Sunday was an important date on. It was the deadline for teams to tender their eligible free agents the qualifying offer (QO). Six players received the QO prior to the 5 p.m. ET deadline, their teams announced: Reds righty Trevor Bauer, Giants righty Kevin Gausman, Yankees infielder DJ LeMahieu, Phillies catcher J.T. Realmuto, Astros outfielder George Springer, and Mets righty Marcus Stroman.
Bauer, LeMahieu, Realmuto, and Springer are among the top free agents available this winter and are good bets to reject the QO and seek a larger payday elsewhere. Gausman getting the QO was a surprise, though he pitched well with San Francisco (3.62 ERA in 59 2/3 innings) after signing a one-year contract worth $9 million last offseason. The Giants and Gausman are discussing a multiyear contract, reports The Athletic’s Andrew Baggarly. Gausman could accept the QO if the two sides don’t reach a deal.
Stroman opted out of the season because of COVID-19 concerns. He could accept the QO, as he might find it beneficial to delay free agency by a year in the hopes that the market eases up a bit by that time. The Mets are very much in need of rotation help, and given the likely willingness of new owner Steve Cohen to invest in payroll the club will not be disappointed if Stroman does accept the QO.
The QO is in essence a one-year offer that, once tendered by the team, cannot be withdrawn. The salary is set at the average of the top 125 MLB salaries each year, and for 2021 QOs that figure is set at $18.9 million, which is up from last year’s figure of $17.8 million. If the player offered a QO accepts it, then he’s under contract for the subsequent season — 2021 in this instance — at that figure. If he turns down the QO and signs with another team, then his former team may be entitled to compensation in the form of draft picks. However, not every outgoing free agent can be tendered a QO:
- Players who played for more than one team during their walk year are ineligible for a QO. This often applies to walk-year players dealt leading up to the trade deadline.
- Players who have previously received a QO cannot receive a QO again. In this year’s free agent class, this rule applied to Nelson Cruz, Marcell Ozuna, and Justin Turner, among others.

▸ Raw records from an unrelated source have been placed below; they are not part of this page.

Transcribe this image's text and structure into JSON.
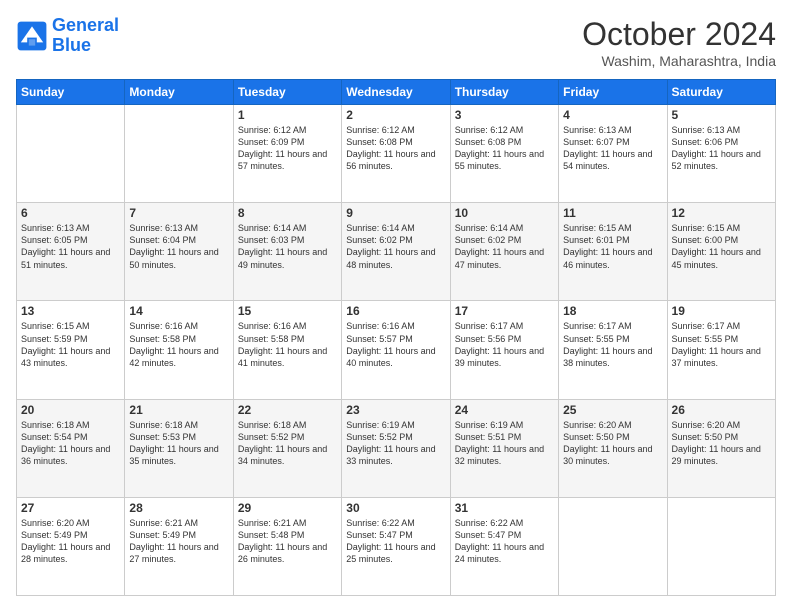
{
  "logo": {
    "line1": "General",
    "line2": "Blue"
  },
  "title": "October 2024",
  "subtitle": "Washim, Maharashtra, India",
  "days_of_week": [
    "Sunday",
    "Monday",
    "Tuesday",
    "Wednesday",
    "Thursday",
    "Friday",
    "Saturday"
  ],
  "weeks": [
    [
      {
        "day": "",
        "info": ""
      },
      {
        "day": "",
        "info": ""
      },
      {
        "day": "1",
        "info": "Sunrise: 6:12 AM\nSunset: 6:09 PM\nDaylight: 11 hours and 57 minutes."
      },
      {
        "day": "2",
        "info": "Sunrise: 6:12 AM\nSunset: 6:08 PM\nDaylight: 11 hours and 56 minutes."
      },
      {
        "day": "3",
        "info": "Sunrise: 6:12 AM\nSunset: 6:08 PM\nDaylight: 11 hours and 55 minutes."
      },
      {
        "day": "4",
        "info": "Sunrise: 6:13 AM\nSunset: 6:07 PM\nDaylight: 11 hours and 54 minutes."
      },
      {
        "day": "5",
        "info": "Sunrise: 6:13 AM\nSunset: 6:06 PM\nDaylight: 11 hours and 52 minutes."
      }
    ],
    [
      {
        "day": "6",
        "info": "Sunrise: 6:13 AM\nSunset: 6:05 PM\nDaylight: 11 hours and 51 minutes."
      },
      {
        "day": "7",
        "info": "Sunrise: 6:13 AM\nSunset: 6:04 PM\nDaylight: 11 hours and 50 minutes."
      },
      {
        "day": "8",
        "info": "Sunrise: 6:14 AM\nSunset: 6:03 PM\nDaylight: 11 hours and 49 minutes."
      },
      {
        "day": "9",
        "info": "Sunrise: 6:14 AM\nSunset: 6:02 PM\nDaylight: 11 hours and 48 minutes."
      },
      {
        "day": "10",
        "info": "Sunrise: 6:14 AM\nSunset: 6:02 PM\nDaylight: 11 hours and 47 minutes."
      },
      {
        "day": "11",
        "info": "Sunrise: 6:15 AM\nSunset: 6:01 PM\nDaylight: 11 hours and 46 minutes."
      },
      {
        "day": "12",
        "info": "Sunrise: 6:15 AM\nSunset: 6:00 PM\nDaylight: 11 hours and 45 minutes."
      }
    ],
    [
      {
        "day": "13",
        "info": "Sunrise: 6:15 AM\nSunset: 5:59 PM\nDaylight: 11 hours and 43 minutes."
      },
      {
        "day": "14",
        "info": "Sunrise: 6:16 AM\nSunset: 5:58 PM\nDaylight: 11 hours and 42 minutes."
      },
      {
        "day": "15",
        "info": "Sunrise: 6:16 AM\nSunset: 5:58 PM\nDaylight: 11 hours and 41 minutes."
      },
      {
        "day": "16",
        "info": "Sunrise: 6:16 AM\nSunset: 5:57 PM\nDaylight: 11 hours and 40 minutes."
      },
      {
        "day": "17",
        "info": "Sunrise: 6:17 AM\nSunset: 5:56 PM\nDaylight: 11 hours and 39 minutes."
      },
      {
        "day": "18",
        "info": "Sunrise: 6:17 AM\nSunset: 5:55 PM\nDaylight: 11 hours and 38 minutes."
      },
      {
        "day": "19",
        "info": "Sunrise: 6:17 AM\nSunset: 5:55 PM\nDaylight: 11 hours and 37 minutes."
      }
    ],
    [
      {
        "day": "20",
        "info": "Sunrise: 6:18 AM\nSunset: 5:54 PM\nDaylight: 11 hours and 36 minutes."
      },
      {
        "day": "21",
        "info": "Sunrise: 6:18 AM\nSunset: 5:53 PM\nDaylight: 11 hours and 35 minutes."
      },
      {
        "day": "22",
        "info": "Sunrise: 6:18 AM\nSunset: 5:52 PM\nDaylight: 11 hours and 34 minutes."
      },
      {
        "day": "23",
        "info": "Sunrise: 6:19 AM\nSunset: 5:52 PM\nDaylight: 11 hours and 33 minutes."
      },
      {
        "day": "24",
        "info": "Sunrise: 6:19 AM\nSunset: 5:51 PM\nDaylight: 11 hours and 32 minutes."
      },
      {
        "day": "25",
        "info": "Sunrise: 6:20 AM\nSunset: 5:50 PM\nDaylight: 11 hours and 30 minutes."
      },
      {
        "day": "26",
        "info": "Sunrise: 6:20 AM\nSunset: 5:50 PM\nDaylight: 11 hours and 29 minutes."
      }
    ],
    [
      {
        "day": "27",
        "info": "Sunrise: 6:20 AM\nSunset: 5:49 PM\nDaylight: 11 hours and 28 minutes."
      },
      {
        "day": "28",
        "info": "Sunrise: 6:21 AM\nSunset: 5:49 PM\nDaylight: 11 hours and 27 minutes."
      },
      {
        "day": "29",
        "info": "Sunrise: 6:21 AM\nSunset: 5:48 PM\nDaylight: 11 hours and 26 minutes."
      },
      {
        "day": "30",
        "info": "Sunrise: 6:22 AM\nSunset: 5:47 PM\nDaylight: 11 hours and 25 minutes."
      },
      {
        "day": "31",
        "info": "Sunrise: 6:22 AM\nSunset: 5:47 PM\nDaylight: 11 hours and 24 minutes."
      },
      {
        "day": "",
        "info": ""
      },
      {
        "day": "",
        "info": ""
      }
    ]
  ]
}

Players who accept the QO are not eligible to be traded until June 15 without their consent, which prevents teams from in essence doing an immediate “sign and trade” by using the QO. As for the loss or gain of draft picks, teams signing a free agent who turned down a QO that same offseason no longer lose first round picks, but picks in later rounds will be lost if the signing team is over the luxury tax. Teams that receive revenue sharing monies are subject to less stiff penalties. Teams that neither exceed the luxury tax nor receive revenue sharing fall between the two penalty schedules. The team losing a QO free agent receives a compensation pick, the position of which is determined by revenue status and the value of the contract the free agent signs. Players who go on the market after turning down a QO tend to see their free-agent offers reduced accordingly, since their signing necessitates the loss of draft picks.

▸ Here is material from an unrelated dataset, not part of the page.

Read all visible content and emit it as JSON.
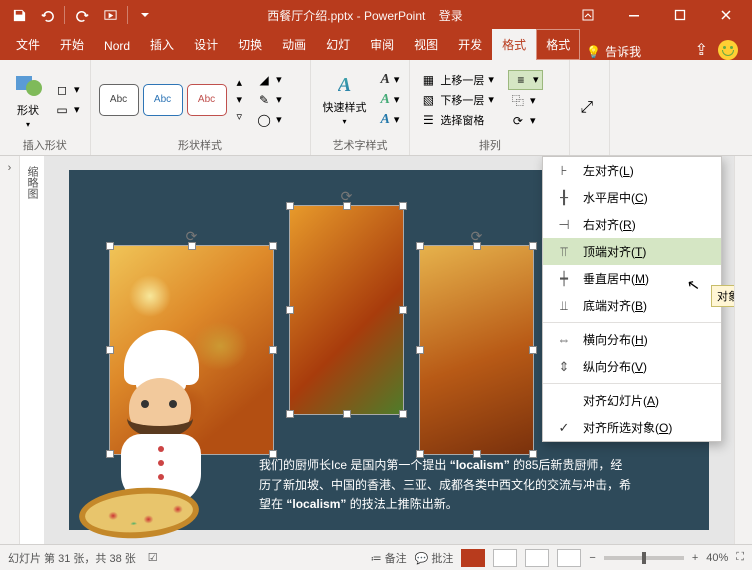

Typically, just the most coveted of potential free agents receive the QO, as teams are disinclined to risk being locked in at the QO salary for lesser talents. Given the financial strain of the 2020 season — the regular season was shortened to 60 games because of the COVID-19 pandemic, and no fans were permitted at games until the late rounds of the playoffs — teams are even more cautious with salary commitments. Yes, MLB has almost certainly exaggerated the scale of its losses, but those losses are nevertheless going to affect spending.
Notable free agents who did not receive the QO this year include Masahiro Tanaka of the Yankees, Marcus Semien and Liam Hendriks of the Athletics, Didi Gregorius of the Phillies, and Michael Brantley of the Astros.
Players presented with a QO have 10 days to accept or reject it.